Robert Shannan Peckham in the Times Literary Supplement noted that Elytis’s reputation as a major poet was ensured when he received the Nobel Prize for Literature in 1979. Elytis, though, was also a prolific essayist, writing a variety of nonfiction criticism translated and collected in Carte Blanche: Selected Writings in 2000. Peckham argued that the essays need to read “as an extension of the poetry, exuberantly lyrical and self-consciously metaphysical … The essays cohere through an associative, poetic logic, rather than developing any sustained critical argument.” Peckham concluded that the collection would not “secure Elytis a place among the outstanding essayists of the twentieth century,” but praised the translation by David Connolly.

In an interview with Ivar Ivask for Books Abroad, Elytis summarized his life’s work: “I consider poetry a source of innocence full of revolutionary forces.
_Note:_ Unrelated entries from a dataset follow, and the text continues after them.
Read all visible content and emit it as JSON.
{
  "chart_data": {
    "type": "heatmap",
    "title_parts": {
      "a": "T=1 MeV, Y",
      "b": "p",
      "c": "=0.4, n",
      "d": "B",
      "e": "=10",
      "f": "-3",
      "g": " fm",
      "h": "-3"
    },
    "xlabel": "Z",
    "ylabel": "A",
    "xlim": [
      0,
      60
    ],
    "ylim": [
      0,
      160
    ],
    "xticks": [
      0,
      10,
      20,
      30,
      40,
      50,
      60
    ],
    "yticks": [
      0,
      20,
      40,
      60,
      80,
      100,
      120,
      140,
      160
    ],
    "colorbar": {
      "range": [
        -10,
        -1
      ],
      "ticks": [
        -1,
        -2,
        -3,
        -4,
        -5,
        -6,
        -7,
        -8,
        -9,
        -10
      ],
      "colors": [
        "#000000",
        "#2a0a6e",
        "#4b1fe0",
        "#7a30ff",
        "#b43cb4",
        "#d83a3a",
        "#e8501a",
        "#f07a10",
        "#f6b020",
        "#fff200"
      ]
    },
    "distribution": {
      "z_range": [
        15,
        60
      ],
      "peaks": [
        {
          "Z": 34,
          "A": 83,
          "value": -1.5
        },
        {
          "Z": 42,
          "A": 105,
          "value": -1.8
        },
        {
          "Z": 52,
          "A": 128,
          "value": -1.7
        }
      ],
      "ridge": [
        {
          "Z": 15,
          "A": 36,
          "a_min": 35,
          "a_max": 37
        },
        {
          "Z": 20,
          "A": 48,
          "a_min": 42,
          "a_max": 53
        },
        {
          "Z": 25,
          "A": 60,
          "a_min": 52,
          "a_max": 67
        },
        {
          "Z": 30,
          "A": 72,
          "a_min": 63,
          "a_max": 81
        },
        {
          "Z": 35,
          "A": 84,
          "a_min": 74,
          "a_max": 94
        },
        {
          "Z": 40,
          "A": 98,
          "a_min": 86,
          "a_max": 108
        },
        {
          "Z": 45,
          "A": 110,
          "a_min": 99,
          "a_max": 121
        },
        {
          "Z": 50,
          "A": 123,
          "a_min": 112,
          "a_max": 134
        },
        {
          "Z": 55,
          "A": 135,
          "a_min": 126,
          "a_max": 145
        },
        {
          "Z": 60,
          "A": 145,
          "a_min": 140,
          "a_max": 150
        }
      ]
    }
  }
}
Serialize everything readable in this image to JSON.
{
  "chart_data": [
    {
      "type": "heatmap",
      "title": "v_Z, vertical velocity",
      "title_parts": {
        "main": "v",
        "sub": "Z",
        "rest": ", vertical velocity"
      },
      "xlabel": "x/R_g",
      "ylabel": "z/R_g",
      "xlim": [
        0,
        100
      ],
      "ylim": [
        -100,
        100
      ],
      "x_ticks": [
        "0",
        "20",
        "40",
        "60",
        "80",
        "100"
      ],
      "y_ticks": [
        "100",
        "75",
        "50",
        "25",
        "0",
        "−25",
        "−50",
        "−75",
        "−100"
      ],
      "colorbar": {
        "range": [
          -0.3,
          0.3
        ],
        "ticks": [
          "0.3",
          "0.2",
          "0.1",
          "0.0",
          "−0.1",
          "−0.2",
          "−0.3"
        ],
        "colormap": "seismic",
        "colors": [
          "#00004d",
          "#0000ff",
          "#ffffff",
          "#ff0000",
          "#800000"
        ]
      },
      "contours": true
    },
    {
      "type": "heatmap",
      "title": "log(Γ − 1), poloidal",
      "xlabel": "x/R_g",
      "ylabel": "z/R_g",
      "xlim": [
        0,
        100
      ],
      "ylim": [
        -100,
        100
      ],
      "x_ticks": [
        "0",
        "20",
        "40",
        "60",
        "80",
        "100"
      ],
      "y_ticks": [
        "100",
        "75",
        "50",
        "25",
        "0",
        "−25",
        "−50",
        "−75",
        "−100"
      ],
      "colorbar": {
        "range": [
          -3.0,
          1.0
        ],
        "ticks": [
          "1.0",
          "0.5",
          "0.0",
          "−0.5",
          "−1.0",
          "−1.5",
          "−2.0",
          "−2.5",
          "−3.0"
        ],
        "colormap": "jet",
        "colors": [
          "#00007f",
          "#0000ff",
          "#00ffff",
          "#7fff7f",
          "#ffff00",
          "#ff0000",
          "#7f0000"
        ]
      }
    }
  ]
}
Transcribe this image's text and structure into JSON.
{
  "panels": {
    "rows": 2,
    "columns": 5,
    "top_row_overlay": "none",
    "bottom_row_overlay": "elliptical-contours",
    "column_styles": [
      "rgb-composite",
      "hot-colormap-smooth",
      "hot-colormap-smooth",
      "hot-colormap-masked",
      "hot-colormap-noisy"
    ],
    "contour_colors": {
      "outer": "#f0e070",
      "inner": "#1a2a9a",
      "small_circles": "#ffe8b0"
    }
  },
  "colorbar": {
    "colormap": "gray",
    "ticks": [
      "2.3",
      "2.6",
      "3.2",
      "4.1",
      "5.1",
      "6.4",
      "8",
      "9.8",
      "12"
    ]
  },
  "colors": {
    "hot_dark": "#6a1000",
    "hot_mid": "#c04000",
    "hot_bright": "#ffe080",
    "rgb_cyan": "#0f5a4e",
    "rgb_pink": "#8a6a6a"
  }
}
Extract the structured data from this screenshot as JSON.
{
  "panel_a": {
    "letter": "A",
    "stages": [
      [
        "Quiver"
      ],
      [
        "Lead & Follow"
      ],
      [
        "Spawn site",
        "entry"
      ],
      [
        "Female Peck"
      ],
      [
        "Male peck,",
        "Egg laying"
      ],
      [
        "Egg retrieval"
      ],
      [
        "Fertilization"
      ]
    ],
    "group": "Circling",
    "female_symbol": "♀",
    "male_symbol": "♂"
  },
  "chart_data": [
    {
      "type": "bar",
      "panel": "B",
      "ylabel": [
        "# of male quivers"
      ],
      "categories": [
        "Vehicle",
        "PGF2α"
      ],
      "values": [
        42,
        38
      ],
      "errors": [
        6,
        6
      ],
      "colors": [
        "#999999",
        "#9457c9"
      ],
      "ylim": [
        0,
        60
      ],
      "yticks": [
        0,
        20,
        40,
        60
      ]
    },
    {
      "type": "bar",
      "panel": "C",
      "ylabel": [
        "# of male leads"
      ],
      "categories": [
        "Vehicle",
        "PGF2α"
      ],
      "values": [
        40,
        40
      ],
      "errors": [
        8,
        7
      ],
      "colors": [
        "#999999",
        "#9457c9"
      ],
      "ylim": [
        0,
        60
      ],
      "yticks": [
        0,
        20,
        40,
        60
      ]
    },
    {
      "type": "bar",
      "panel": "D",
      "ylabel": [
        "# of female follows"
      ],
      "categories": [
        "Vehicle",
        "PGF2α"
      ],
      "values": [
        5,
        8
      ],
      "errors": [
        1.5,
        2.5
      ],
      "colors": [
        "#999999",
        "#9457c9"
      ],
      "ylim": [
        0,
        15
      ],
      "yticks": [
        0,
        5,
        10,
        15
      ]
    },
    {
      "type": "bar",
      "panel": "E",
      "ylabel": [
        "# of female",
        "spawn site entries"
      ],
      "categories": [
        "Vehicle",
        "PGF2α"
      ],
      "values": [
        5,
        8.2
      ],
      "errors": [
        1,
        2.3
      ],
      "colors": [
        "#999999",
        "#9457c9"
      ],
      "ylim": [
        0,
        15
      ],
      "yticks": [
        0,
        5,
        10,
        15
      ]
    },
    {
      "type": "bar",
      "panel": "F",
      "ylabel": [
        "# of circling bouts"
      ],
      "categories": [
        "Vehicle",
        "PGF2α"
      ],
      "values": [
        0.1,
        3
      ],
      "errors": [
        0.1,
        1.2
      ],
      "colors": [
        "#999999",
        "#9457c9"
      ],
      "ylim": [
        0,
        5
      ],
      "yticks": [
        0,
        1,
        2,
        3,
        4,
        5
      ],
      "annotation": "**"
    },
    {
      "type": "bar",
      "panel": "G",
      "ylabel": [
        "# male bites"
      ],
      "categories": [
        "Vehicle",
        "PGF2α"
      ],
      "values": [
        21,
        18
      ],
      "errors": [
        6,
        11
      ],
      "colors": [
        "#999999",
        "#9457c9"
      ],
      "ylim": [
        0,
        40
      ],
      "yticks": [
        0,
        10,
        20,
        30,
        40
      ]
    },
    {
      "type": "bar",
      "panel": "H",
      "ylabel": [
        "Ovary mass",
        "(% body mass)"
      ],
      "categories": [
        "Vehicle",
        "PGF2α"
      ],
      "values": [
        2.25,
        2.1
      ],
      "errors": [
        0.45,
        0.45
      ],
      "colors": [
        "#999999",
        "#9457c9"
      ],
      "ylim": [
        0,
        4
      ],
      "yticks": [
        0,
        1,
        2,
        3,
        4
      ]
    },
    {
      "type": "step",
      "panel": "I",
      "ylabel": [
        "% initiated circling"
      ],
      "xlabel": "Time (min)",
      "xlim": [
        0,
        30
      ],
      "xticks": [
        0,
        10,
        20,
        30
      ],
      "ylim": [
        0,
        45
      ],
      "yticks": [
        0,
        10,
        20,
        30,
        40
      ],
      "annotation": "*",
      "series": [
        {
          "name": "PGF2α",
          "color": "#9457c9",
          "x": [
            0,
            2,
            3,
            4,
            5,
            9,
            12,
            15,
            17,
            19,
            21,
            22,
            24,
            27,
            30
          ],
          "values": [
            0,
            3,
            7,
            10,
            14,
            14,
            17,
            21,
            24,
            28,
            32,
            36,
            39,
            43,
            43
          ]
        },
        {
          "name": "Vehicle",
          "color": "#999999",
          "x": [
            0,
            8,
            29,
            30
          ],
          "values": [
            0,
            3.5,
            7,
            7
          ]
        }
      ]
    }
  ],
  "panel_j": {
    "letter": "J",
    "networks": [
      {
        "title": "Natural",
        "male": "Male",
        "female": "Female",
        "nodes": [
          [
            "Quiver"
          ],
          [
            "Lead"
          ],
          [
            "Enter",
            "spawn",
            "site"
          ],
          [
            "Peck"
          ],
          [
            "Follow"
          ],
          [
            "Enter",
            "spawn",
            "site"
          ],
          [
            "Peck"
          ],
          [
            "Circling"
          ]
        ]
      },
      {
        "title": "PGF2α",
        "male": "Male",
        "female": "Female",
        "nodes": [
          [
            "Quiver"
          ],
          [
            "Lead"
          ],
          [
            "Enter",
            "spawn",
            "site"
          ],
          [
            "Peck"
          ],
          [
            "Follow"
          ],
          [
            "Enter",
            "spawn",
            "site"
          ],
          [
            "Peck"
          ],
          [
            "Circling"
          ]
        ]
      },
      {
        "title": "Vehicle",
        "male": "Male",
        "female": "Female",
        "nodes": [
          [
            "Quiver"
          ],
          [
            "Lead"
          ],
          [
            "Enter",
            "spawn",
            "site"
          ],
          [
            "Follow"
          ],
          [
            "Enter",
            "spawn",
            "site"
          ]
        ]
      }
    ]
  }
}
It is my mission to direct these forces against a world my conscience cannot accept, precisely so as to bring that world through continual metamorphoses more in harmony with my dreams. I am referring here to a contemporary kind of magic whose mechanism leads to the discovery of our true reality. It is for this reason that I believe, to the point of idealism, that I am moving in a direction which has never been attempted until now. In the hope of obtaining a freedom from all constraint and the justice which could be identified with absolute light, I am an idolater who, without wanting to do so, arrives at Christian sainthood.”

Elytis died in Athens, Greece on March 18, 1996.